Comment by galaxyLogic
19 hours ago
I wonder, is the quality of AI answers going up over time or not? Last weekend I spent a lot of time with Preplexity trying to understand why my SeqTrack device didn't do what I wanted it to do and seems Perplexity had a wrong idea of how the buttons on the device are laid out, so it gave me wrong or confusing answers. I spent literally hours trying to feed it different prompts to get an answer that would solve my problem.
If it had given me the right easy to understand answer right away I would have spent 2 minutes of both MY time and ITS time. My point is if AI will improve we will need less of it, to get our questions answered. Or, perhaps AI usage goes up if it improves its answers?
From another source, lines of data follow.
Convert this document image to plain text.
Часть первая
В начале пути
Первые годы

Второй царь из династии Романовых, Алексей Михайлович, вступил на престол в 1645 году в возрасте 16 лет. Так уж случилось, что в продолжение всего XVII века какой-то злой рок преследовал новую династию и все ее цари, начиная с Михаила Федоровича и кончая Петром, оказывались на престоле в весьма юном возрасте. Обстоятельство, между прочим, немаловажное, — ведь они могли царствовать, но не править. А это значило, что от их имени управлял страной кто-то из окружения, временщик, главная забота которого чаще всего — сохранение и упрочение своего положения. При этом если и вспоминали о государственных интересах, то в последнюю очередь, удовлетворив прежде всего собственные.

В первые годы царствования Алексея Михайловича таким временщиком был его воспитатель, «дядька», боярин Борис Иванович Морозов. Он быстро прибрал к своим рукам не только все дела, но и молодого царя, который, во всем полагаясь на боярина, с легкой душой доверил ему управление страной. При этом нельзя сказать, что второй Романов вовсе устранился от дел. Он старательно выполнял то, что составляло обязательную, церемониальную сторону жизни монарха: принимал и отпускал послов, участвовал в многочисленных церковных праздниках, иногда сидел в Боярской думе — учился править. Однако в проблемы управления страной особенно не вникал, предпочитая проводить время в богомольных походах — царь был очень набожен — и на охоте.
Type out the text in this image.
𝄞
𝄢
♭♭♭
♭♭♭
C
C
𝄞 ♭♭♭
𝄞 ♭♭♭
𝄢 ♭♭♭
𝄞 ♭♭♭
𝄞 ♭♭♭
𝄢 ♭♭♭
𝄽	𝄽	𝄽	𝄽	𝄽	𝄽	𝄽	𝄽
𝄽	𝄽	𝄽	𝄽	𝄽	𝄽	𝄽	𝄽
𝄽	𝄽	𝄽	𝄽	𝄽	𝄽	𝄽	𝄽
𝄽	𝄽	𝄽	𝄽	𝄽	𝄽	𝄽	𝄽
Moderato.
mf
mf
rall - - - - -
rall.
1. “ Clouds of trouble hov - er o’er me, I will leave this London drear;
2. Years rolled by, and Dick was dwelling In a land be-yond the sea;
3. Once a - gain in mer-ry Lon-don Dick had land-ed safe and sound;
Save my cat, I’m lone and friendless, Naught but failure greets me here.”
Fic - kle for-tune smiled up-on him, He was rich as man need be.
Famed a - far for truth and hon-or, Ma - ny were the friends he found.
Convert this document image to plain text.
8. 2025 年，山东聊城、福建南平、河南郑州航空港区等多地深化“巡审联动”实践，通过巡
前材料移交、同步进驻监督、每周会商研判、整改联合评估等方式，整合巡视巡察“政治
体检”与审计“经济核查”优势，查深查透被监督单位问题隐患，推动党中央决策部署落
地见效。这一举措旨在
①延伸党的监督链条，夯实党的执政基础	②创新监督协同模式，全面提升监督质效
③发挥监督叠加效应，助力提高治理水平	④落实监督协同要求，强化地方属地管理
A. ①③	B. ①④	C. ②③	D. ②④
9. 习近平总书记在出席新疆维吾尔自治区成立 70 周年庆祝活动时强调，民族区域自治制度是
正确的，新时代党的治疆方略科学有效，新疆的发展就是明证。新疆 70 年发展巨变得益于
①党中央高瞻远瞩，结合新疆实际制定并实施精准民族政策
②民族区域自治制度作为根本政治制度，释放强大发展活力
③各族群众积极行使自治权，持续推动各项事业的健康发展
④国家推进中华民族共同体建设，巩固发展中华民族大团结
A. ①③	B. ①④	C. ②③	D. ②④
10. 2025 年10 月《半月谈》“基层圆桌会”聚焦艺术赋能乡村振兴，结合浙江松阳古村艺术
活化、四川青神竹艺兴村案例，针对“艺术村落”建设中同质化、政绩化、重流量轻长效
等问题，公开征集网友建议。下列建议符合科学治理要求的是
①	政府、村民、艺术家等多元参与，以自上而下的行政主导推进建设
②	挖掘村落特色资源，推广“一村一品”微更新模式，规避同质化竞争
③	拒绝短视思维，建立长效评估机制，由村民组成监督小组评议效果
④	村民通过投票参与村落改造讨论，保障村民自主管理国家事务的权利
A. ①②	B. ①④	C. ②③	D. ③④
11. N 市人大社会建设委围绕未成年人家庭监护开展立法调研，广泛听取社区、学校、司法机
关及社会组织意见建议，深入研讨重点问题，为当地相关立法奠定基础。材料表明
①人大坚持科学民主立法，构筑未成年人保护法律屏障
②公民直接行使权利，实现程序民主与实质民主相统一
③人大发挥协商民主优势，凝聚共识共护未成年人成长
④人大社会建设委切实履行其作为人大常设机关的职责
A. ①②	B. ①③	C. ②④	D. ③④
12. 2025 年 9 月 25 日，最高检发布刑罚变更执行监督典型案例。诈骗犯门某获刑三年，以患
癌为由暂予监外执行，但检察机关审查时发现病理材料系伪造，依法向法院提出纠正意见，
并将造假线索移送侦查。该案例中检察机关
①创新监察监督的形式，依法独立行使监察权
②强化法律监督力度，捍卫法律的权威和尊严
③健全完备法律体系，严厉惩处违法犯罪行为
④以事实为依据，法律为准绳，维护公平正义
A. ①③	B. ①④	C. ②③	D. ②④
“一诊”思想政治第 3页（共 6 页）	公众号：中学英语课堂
With vision models (SOTA models like Gemini and ChatGPT can do this), you can take a picture/screenshot of the button layout, upload it, and have it work from that. Feeding it current documentation (eg a pdf of a user manual) helps too.
Referencing outdated documentation or straight up hallucinating answers is still an issue. It is getting better with each model release though
Always worth trying a different model, especially if you’re using a free one. I wouldn’t take one data point to seriously either.
The data is very strongly showing the quality of AI answers is rapidly improving. If you want a good example, check out the sixty symbols video by Brady Haran, where they revisited getting AI to answer a quantum physics exam after trying the same thing 3 years ago. The improvement is IMMENSE and unavoidable.
If the AI hasn't specifically learned about SeqTracks as part of its training it's not going to give you useful answers. AI is not a crystal ball.
The problem is it's inability to say "I don't know". As soon as you reach the limits of the models knowledge it will readily start fabricating answers.
Both true. Perplexity knows a lot about SeqTrack, I assume it has read the UserGuide. But some things it gets wrong, seems especially things it should understand by looking at the pictures.
I'm just wondering if there's a clear path for it to improve and on what time-table. The fact that it does not tell you when it is "unsure" of course makes things worse for users. (It is never unsure).
That's nowhere near as true as it was as recently as a year ago.